The Edwards family's farm life was brought to a close in August 1968 when Bill had a near-fatal tractor accident. The couple eventually sold the farm and built a retirement bungalow for themselves in one of the farm's fields.

==Romney Marsh series==
Beginning with Wish for a Pony in 1947, Edwards altogether wrote fifteen titles in the Romney Marsh series of novels. These were set in the village of Rye Harbour which was renamed Westling. The Romney Marsh towns of Rye and Winchelsea were also renamed Dunsford and Winklesea respectively. The stories feature many real-life characters (with changed names) which the author remembered from her childhood there, such as the ferryman Jim Decks and the villainous Hookey Galley. The principal characters in the novels are Tamzin Grey, Rissa Birnie, Meryon Fairbrass and Roger Lambert. Tamzin's father, the Reverend Richard Grey, was based on Edwards' father, the Reverend Harry Newton.

The complete list of Romney Marsh novels is:
- Wish for a Pony (1947)
- The Summer of the Great Secret (1948)
- The Midnight Horse (1949)
- The White Riders (1950)
- Cargo of Horses (1951)
- Hidden in a Dream (1952)
- Storm Ahead (1953)
- No Entry (1954)
- The Nightbird (1955)
- Operation Seabird (1957)
- Strangers to the Marsh (1957)
- No Going Back (1960)
- The Hoodwinkers (1962)
- Dolphin Summer (1963)
- A Wind Is Blowing (1969)

==Publishers==
When she wrote Wish for a Pony Edwards did not realize that finding an agent would be a necessary step to having the story published. Instead she simply sent it to Collins (now HarperCollins), who accepted it for publication. She quickly came to dislike the book:

Monica Edwards wanted to alter much of Wish for a Pony soon after it was published but Collins told her they would only publish her next story (No Mistaking Corker) if Wish for a Pony remained as it was.

All the books in the two series were published by Collins, but abridged versions of some of the titles in both series were published as Armada paperbacks. The non-series book Under The Rose was also published by Collins.

Edwards' chief illustrator was Geoffrey Whittam, although the first four books (Wish for a Pony, No Mistaking Corker, The Summer of the Great Secret and The Midnight Horse) had illustrations by Anne Bullen; Joan Wanklyn illustrated Spirit of Punchbowl Farm, The Wanderer and Punchbowl Harvest, and Charles Tunnicliffe illustrated Punchbowl Midnight.

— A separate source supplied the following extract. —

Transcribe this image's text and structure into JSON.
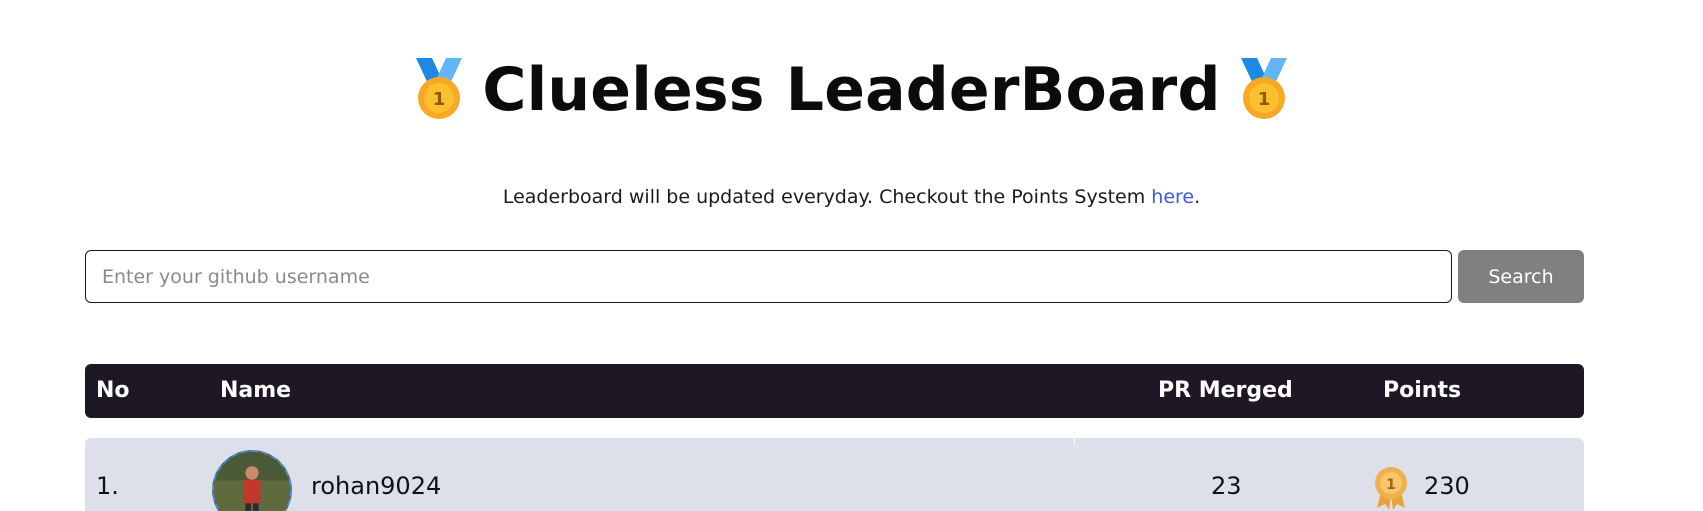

In the 1980s John Goodchild published new versions of some of the earlier titles. These versions were updated by the author to make them less rooted in the 1950s. However, Goodchild died before Storm Ahead was published and the project was abandoned. Reprints of the original books have been published by Girls Gone By Publishers, starting in 2005 with Storm Ahead.

A biography of Edwards by Brian Parks was published by Girls Gone By Publishers in 2010. Parks also wrote a Companion to the Romney Marsh series of books, which was published in July 2006.

==Selected publications==
===Non-series fiction===
- Killer Dog (1959 – novelization of Monica Edwards' script for the Children's Film Foundation film The Dawn Killer made in 1958)
- Under The Rose (1968)

===Career fiction===
(Both titles published by Bodley Head)
- Joan Goes Farming (1954)
- Rennie Goes Riding (1956)

===Non-fiction===
(All titles published by Michael Joseph)
- The Unsought Farm (1954)
- The Cats of Punchbowl Farm (1964)
- The Badgers of Punchbowl Farm (1966)
- The Valley and the Farm (1971)
- Badger Valley (1976)

===Short stories===
- The Irresponsible Rescue (Collins, 1948)
- Serena Bathover's Horses (Collins, 1948)
- A Sort of Miracle (Collins, 1952)
- The Horse That Came From the Sea (Collins, 1953)
- Such a pony was Gipsy (Collins, 1953)
- Sure Magic (Max Parrish, 1955)
- The Champions (Chambers, 1955)
- The Telegram (Collins, 1955)
- Bird in the Hand (Collins, 1959)
- The Great Horse (Naldrett Press, 1960)
- Caesar's Fire (Collins, 1963)

==Later life==
Monica Edwards' last new title (Badger Valley) was published in 1976. She spent the next twenty years traveling, reading and studying natural history.
Bill Edwards died in October 1990 and Monica died in January 1998.